沒了記憶的濾鏡, 賽斯的臉就很正常, 乍一看甚至有幾分儒雅:“大概是諸神隕落的緣故吧,四方邪物沒有神祇鎮著, 所以不斷繁衍,聖殿已經盡了最大的努力, 但……杯水車薪啊。”
賽斯嘆著, 手裡還拿著一根乾淨的腸管。蘭瑟這時候才發覺通著神血的腸管只有三根, 這會兒應該是賽斯在忽悠光輝之神加量不加價。
值得一提的是, 這一回他沒進入任何一方的視角,只作為旁觀者注視這一切。因此得以意外地發覺, 光輝之神看起來並不像他想的那樣好說話, 淡漠的眼神中甚至似乎摻雜著藏得很深的猜忌:“是嗎?”
賽斯這個繡花草包完全沒發覺光輝之神的懷疑, 點頭道:“我騙你圖什麼?”
——那能圖的可多了。
蘭瑟幾乎能從光輝之神淡金色的眼底讀出這麼一行字,但最終,祂也只是猶豫了一陣, 閉上薄而病白的眼皮:“知道了,東西放桌上吧。”
蘭瑟有些訝異地緊盯著光輝之神的神情,總覺得對方並不是信任賽斯, 所以答應,而是已經隱約意識到了不對, 但並不敢面對真相,於是選擇閉眼逃避。
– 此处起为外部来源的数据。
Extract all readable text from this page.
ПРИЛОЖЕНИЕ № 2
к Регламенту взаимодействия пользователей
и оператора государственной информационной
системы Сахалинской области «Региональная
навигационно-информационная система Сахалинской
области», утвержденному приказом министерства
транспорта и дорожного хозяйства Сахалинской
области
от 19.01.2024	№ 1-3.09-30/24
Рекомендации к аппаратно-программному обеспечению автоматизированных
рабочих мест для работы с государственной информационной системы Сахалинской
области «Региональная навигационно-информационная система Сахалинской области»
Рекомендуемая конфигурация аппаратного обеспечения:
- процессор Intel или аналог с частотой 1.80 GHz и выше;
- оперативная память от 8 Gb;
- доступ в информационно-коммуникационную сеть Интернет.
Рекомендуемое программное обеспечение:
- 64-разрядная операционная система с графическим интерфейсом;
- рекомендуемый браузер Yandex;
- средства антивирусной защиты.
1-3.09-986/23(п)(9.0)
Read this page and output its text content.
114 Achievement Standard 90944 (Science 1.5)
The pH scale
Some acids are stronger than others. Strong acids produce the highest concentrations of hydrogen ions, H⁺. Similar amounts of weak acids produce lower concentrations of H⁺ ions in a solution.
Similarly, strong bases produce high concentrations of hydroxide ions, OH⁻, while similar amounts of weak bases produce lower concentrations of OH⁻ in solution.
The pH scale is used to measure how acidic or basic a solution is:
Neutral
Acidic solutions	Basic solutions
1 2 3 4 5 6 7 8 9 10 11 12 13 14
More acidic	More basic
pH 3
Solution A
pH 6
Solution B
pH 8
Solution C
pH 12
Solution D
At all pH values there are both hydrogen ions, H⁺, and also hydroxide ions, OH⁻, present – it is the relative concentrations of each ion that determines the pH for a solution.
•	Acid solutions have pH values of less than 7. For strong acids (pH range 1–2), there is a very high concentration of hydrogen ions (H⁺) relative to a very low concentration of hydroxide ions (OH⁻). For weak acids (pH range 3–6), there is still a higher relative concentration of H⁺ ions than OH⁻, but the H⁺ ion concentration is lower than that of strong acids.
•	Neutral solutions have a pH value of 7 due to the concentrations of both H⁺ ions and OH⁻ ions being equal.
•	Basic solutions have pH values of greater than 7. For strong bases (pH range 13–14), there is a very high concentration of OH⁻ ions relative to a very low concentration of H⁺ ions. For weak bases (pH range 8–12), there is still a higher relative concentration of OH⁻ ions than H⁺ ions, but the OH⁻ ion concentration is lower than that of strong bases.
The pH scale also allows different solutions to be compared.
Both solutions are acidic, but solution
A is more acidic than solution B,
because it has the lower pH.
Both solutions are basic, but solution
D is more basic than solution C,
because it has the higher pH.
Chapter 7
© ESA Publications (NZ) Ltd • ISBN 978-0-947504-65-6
換做以前的他來看這一幕, 多半會失望地譏嘲逃避是懦夫的行徑。
但不久前他才親自代入過光輝之神的視角,知曉於祂而言,這個世界是個什麼鬼樣子,能在幢幢鬼影中找到一個可信賴的人,無異於抓住救命稻草,讓祂怎麼接受揭開救命稻草的人皮,站在他身邊笑得和藹可親的同樣是一隻惡鬼?
這真相也太絕望了。
畫面忽轉,如同時光飛逝。
不知經歷了多少個白天黑夜,春夏秋冬,蘭瑟仍站在這間乍一看華麗,細看逼仄的小屋裡,變得更加虛弱的光輝之神斜靠在軟榻間,臉上帶著煩躁到厭惡的神情,聽那些蒼白手臂們絮叨老一套:
“……人總會犯錯,但那正是我們存在的意義!去引導身處迷茫的人,幫助他們度過難關——”
“這不可悲嗎?”光輝終於忍不住開口,語氣不客氣到讓一直對祂有“逆來順受”印象的蘭瑟驚訝,“‘存在的意義就是引導迷茫的人’,怎麼,沒有這些人,神祇就沒有存在的意義了?我看你們也沒有在引導迷茫的人呢。”
手臂們一時閉嘴,沉默了下來,看上去有些不知所措,又有點難過。
光輝和它們僵持半晌,最終還是單手捂了下臉,緩緩舒出一口氣,將碎髮捋至腦後,緩下聲:“我知道你們都已經死了,即使能留在我身邊,也沒有自己的意識,我不該這麼發火,就是心情不好……”
太正常了,蘭瑟想,如果換成是他天天面對賽斯,耳朵邊還有這麼一堆手臂唸叨要隱忍、要奉獻,他估計早就拿劍殺出去了,能發完火不過幾秒就剋制住情緒,緩和聲音掉過頭道歉,光輝還是心太軟,好欺負。
不過會發火,會逃避,蘭瑟感覺光輝之神在他心中的形象還是豐滿了一點,終於不再是之前那個懷璧其罪的受氣包了,就是可惜,即使如此,仍舊不得善終。
不得善終……這個念頭彷彿觸發了什麼開關,眼前的畫面驟變。
只是眨眼,便見房屋崩坍,泥沙俱下。
烈火“轟”地充滿了整個小屋,珠寶墜落融化間,賽斯驚怒中帶著後怕的跳腳低吼隔著火傳進來:“你想殺我?!你居然妄圖殺我!”
“我待你多好,怕你痛苦,特意開了歡飲之神死前釀的最後一桶珍藏,讓你醉過去少受痛苦,其他神可沒有這種待遇!你不識好意就算了,居然還想殺我?!”
夜色中,赤焰熊熊,恍若鬼影。賽斯叫變調了的聲音宛如惡鬼正撕破人皮,露出猙獰醜陋的真面。
惡鬼大叫著:“抓緊祂了!各地的儀式都已經開始,不能耽擱!”
月色下,無數虛白的手臂探伸而來。
是屬於祂親族的,本該幫祂的。
“你們——”祂好像本想說什麼。